METHOD: PRISMA guidelines were used to carry out the systematic review and meta-analysis. Three bibliographic databases were searched: MEDLINE, PEDro, and the Cochrane Library. Papers included in the study have the following characteristics: (a) a randomized controlled trial design of research and (b) published in English. The quality of the clinical trials included were evaluated according to a Jadad score and through meta-analysis.
RESULTS: After the elimination of duplicates, 116 records were screened. Among these, 11 Randomized Controlled Trials (RCTs) were included in the systematic review. Ten of these were involved in the meta-analysis.

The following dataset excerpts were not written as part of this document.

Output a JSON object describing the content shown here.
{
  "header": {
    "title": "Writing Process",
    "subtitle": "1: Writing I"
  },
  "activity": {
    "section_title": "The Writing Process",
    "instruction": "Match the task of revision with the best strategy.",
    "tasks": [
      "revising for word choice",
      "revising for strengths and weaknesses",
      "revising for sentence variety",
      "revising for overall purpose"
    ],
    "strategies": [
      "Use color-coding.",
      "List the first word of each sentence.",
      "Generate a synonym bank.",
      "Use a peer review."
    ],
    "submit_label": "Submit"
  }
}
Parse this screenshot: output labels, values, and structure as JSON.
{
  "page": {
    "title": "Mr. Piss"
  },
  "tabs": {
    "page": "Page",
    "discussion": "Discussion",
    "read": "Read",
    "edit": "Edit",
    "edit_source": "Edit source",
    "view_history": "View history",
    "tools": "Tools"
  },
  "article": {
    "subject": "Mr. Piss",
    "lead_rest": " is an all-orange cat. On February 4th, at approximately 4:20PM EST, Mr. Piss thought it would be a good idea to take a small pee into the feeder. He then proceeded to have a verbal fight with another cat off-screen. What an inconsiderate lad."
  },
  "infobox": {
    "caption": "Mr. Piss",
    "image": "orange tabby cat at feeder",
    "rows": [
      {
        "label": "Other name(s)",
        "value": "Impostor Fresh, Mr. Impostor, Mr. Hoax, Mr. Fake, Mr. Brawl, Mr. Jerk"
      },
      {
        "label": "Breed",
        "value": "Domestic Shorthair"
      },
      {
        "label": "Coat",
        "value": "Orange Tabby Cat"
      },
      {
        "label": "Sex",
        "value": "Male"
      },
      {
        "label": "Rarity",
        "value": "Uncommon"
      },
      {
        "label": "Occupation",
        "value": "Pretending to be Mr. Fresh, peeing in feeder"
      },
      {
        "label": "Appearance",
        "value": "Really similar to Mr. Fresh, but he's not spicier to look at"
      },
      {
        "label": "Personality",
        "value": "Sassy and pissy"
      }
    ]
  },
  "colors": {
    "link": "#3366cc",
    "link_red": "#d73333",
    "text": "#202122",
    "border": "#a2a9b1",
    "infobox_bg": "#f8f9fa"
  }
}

From the qualitative analysis, a larger number of studies were found with a high level of quality. Most of the results of the quantitative analysis were statistically significant (p< 0.05).
CONCLUSION: Aquatic physical therapy is a valid means of rehabilitation for people with Multiple Sclerosis. The integration of this methodological approach with conventional physical therapy is recommended. Nevertheless, more studies, a larger number of participants, and short-, medium-, and long-term follow-up are required to confirm current results.